Being a superintendent can be lonely, especially for female school chiefs and women of color. In some cases, the reason they get hired, including infusing equity in district policies, are the reasons they are let go.
Turnover delays crucial plans, dampens morale, causes vulnerable students to fall further behind, and is a blow to many departing superintendents, said Athol-Royalston Superintendent Darcy Fernandes
“Your reputation is ruined; you have no place to go,” said Fernandes, who is Black
Ventura Rodriguez, a state administrator whose team oversees educator workforce diversity, said he felt frustrated about losing another superintendent of color when Greer was let go in Sharon. “It was like, enough!” he said. “This just can’t be happening without us doing something about it.”
Over the past three years, the state has been intensifying recruitment, training, and support for superintendents of color.
The superintendents association also stepped up coaching, mentoring and support through its new superintendent induction program, and more school committees have been seeking out candidates of color.
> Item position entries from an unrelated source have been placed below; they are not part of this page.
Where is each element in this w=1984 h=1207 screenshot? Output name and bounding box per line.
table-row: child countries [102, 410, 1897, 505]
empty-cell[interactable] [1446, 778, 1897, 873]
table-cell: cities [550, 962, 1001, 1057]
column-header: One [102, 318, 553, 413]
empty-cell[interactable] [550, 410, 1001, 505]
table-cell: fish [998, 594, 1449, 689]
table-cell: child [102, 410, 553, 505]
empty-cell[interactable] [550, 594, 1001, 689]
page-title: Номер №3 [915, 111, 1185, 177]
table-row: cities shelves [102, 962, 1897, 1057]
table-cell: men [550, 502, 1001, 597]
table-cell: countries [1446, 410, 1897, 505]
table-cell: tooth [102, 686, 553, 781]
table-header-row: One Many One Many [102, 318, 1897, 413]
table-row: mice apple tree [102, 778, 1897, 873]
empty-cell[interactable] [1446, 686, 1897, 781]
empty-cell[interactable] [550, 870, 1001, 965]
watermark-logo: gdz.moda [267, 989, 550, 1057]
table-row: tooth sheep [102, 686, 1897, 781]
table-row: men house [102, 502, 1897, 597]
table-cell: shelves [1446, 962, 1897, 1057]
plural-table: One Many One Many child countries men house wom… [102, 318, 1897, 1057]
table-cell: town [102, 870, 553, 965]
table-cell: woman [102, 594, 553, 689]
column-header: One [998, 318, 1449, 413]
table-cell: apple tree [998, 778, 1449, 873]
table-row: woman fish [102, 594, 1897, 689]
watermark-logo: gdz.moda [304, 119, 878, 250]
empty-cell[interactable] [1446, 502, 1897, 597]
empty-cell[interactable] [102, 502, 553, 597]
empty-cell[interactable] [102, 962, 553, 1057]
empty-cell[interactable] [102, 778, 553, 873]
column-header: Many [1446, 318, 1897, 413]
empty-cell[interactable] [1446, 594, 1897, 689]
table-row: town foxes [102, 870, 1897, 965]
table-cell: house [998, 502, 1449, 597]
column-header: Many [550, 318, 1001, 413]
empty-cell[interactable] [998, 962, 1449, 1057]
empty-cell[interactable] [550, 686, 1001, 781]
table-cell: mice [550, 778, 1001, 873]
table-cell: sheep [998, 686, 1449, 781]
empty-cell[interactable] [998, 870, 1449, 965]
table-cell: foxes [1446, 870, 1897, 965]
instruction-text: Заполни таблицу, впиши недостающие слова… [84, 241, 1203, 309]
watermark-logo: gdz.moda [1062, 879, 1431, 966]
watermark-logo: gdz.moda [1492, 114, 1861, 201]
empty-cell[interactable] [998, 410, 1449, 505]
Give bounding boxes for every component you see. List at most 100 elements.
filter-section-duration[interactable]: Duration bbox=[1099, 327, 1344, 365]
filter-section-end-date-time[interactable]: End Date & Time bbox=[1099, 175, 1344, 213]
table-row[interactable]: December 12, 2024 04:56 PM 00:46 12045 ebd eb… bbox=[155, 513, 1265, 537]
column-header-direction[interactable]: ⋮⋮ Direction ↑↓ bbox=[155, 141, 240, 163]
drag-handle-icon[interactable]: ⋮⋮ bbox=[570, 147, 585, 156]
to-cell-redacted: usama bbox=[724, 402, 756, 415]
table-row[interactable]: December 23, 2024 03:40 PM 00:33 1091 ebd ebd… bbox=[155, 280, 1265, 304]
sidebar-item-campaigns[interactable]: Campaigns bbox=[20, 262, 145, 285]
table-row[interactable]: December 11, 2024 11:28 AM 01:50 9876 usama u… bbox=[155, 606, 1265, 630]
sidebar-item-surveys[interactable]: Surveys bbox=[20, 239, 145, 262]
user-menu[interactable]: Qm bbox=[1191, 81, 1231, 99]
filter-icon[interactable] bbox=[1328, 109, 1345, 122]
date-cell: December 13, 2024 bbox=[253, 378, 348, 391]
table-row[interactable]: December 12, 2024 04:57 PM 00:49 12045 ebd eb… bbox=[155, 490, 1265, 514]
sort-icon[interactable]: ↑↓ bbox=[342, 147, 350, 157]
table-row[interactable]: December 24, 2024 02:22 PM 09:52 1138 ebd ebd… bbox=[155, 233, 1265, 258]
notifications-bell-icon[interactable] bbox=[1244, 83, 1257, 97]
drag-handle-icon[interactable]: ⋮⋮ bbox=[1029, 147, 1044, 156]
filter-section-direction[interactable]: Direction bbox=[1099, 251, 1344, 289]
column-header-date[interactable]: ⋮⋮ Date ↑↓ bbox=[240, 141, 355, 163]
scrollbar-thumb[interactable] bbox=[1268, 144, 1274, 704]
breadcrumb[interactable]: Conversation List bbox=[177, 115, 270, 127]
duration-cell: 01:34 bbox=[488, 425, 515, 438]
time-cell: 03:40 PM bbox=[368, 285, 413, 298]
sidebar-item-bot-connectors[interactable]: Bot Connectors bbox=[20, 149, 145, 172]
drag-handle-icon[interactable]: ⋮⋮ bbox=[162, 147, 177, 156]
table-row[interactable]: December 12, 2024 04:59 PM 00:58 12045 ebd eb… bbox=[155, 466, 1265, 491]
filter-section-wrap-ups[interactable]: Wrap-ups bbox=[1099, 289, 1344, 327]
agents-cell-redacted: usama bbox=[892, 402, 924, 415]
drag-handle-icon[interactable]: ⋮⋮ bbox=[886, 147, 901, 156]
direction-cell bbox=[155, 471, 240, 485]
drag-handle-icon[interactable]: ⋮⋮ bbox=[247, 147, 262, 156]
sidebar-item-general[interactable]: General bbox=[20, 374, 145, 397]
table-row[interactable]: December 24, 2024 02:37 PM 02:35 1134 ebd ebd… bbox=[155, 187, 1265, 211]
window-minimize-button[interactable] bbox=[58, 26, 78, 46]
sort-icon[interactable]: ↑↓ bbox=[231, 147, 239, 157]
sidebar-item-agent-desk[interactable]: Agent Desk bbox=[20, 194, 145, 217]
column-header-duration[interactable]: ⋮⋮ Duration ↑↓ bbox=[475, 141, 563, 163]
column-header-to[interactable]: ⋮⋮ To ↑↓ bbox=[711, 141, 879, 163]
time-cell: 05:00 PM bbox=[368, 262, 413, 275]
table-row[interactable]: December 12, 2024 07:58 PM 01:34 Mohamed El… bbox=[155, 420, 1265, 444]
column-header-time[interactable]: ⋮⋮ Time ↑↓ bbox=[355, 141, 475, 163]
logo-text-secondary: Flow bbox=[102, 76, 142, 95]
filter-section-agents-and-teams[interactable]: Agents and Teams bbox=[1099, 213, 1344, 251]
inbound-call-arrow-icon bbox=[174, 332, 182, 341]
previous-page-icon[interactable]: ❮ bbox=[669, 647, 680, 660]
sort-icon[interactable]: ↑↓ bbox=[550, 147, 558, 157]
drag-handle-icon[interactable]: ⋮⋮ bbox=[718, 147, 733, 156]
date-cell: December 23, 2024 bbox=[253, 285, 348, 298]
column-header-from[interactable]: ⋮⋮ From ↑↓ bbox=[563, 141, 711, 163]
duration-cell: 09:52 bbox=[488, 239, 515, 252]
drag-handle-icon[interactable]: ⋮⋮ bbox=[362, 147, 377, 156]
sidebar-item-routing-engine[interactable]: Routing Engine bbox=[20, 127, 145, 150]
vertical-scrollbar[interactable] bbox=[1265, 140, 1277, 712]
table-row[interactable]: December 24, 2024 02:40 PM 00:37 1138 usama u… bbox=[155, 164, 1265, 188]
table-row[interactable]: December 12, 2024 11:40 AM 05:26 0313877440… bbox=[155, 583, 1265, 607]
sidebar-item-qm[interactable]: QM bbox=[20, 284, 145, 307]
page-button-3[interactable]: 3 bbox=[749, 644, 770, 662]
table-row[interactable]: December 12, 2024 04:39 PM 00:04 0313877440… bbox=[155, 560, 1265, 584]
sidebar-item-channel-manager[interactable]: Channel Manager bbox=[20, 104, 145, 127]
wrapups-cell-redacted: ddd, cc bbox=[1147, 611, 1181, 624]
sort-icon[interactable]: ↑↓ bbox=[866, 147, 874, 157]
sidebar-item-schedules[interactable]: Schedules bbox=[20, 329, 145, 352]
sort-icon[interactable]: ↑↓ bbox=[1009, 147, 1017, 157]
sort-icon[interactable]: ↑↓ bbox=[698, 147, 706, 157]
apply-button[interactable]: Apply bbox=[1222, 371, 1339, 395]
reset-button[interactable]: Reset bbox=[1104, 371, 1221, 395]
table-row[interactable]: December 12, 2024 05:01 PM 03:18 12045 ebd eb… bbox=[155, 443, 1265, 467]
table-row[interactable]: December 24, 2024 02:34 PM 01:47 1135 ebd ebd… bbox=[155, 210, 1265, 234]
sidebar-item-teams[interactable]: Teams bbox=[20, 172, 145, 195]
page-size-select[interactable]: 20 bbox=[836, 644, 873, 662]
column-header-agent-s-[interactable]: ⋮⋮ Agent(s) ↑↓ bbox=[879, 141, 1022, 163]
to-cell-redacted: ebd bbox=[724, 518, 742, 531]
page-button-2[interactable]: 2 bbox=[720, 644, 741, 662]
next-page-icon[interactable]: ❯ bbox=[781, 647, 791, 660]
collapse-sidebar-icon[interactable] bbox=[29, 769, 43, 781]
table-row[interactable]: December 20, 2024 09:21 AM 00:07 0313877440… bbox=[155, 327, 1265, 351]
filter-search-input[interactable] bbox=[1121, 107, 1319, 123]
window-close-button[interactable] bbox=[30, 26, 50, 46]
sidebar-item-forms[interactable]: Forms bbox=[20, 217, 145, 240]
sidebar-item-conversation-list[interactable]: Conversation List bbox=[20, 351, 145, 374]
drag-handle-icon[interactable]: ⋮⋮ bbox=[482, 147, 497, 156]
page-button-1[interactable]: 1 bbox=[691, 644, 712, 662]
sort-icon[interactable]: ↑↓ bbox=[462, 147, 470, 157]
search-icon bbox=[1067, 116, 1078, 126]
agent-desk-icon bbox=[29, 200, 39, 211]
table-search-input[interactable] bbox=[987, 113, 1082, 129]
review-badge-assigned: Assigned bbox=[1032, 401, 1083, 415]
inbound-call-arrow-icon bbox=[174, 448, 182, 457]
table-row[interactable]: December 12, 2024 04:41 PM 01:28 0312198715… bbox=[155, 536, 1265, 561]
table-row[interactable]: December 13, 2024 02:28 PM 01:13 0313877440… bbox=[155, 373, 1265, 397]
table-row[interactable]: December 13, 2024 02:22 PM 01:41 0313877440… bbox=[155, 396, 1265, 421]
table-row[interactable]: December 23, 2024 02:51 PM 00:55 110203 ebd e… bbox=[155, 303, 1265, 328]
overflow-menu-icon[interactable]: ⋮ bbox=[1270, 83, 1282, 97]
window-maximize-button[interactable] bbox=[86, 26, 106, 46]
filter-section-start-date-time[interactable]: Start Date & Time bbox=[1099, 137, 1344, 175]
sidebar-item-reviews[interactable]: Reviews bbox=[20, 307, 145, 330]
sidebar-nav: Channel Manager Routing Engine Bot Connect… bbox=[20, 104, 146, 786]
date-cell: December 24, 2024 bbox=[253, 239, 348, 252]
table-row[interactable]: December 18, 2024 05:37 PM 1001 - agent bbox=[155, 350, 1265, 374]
These efforts have been fruitful. Brookline, South Hadley, Milton, and Wayland hired their first Black superintendents recently. In Everett, the School Committee hired Priya Tahiliani, the first Indian superintendent.
Salem Superintendent Stephen Zrike, who is Latino, said he does not think some communities are ready to engage in conversations about race, equity, privilege, and bias.
“People say they are, and they talk about it,” he said. “But when superintendents challenge the status quo and systems that perpetuate inequities that have long existed for certain students more than others, people start to get uncomfortable.”

And superintendents are pushed out.
Sharon’s new superintendent is a white man. A racially diverse group of candidates was elected to the school committee in May. Crosby, who stepped down and Zelevinsky, who was not re-elected, are no longer on the board.
Greer, who faced questions about what happened in Sharon, was offered the interim job of superintendent in Cambridge.
But she only has been given a one-year trial run.